I’ve finished the first draft of the first paper in this new line of research. A lot of work remains but I am excited about the potential of what I’m doing. I’ll have more about it when I have made further headway.
A world of hurt
And now that I’m beginning to recover from the stress of the past five years as area chair, I am looking forward to adding to this website. I’ve not updated it in over a year. To be honest, it has been really hard to feel that my research and my website were worthwhile given the current political climate. As someone who grew up in the 1960s, I believed that our society was becoming more tolerant and more inclusive. (I never thought I would live to see the day when I would have to clarify that I think tolerance and inclusion are good things. But that day has arrived.)
Sadly, some people are attacking these fundamental precepts of a healthy society. The election of Trump in the USA and the Ford brothers in Ontario has opened the floodgates for all the pent-up misogyny and racism that have, unbeknownst to privileged me, been there all along.
For only someone who has led a privileged existence could have looked at Canada for the past 50 years and concluded that things were not only good but getting better. Belatedly, I see that Indigenous people in Canada were never under the illusions I held so dear. Nor were many people of colour, nor many women. I am more than a bit embarrassed that I was so naive and so lacking in empathy.

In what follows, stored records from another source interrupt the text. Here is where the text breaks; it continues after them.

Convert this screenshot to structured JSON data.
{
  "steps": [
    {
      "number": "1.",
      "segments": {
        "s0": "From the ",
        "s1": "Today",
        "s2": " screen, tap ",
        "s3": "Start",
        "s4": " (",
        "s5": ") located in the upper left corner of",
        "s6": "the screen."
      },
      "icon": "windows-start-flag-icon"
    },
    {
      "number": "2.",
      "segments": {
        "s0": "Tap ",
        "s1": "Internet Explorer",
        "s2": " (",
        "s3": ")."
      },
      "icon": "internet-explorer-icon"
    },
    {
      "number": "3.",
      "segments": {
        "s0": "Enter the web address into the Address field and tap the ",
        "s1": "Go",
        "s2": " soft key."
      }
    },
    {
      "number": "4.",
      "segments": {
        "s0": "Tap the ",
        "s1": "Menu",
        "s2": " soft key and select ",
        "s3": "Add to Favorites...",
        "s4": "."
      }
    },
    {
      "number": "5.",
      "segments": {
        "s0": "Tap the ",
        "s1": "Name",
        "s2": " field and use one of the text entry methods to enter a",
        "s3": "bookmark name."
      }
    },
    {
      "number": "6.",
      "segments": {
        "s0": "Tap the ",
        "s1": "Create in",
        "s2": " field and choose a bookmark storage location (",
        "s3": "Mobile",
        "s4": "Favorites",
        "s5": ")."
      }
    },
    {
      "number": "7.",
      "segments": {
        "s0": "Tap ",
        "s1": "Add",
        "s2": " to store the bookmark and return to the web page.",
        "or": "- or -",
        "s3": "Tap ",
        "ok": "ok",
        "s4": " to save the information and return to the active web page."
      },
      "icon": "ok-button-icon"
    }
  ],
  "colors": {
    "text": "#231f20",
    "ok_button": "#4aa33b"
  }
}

But I’m slowly, slowly growing as a person, and as I begin to better comprehend the world of hurt that others experience daily, I am also beginning to understand the importance of what I do in a new way. In a world where opinion is granted as much credit as knowledge, sober reflection on carefully gathered data is more relevant, not less. Just because we cannot believe everything we read does not mean that we don’t have the tools to consider the evidence together, in solidarity, and from that evidence speak truth to power.
Eells, Walter C. (1962). “The Origin and Early History of Sabbatical Leave,” AAUP Bulletin, 48 (3): 253-256.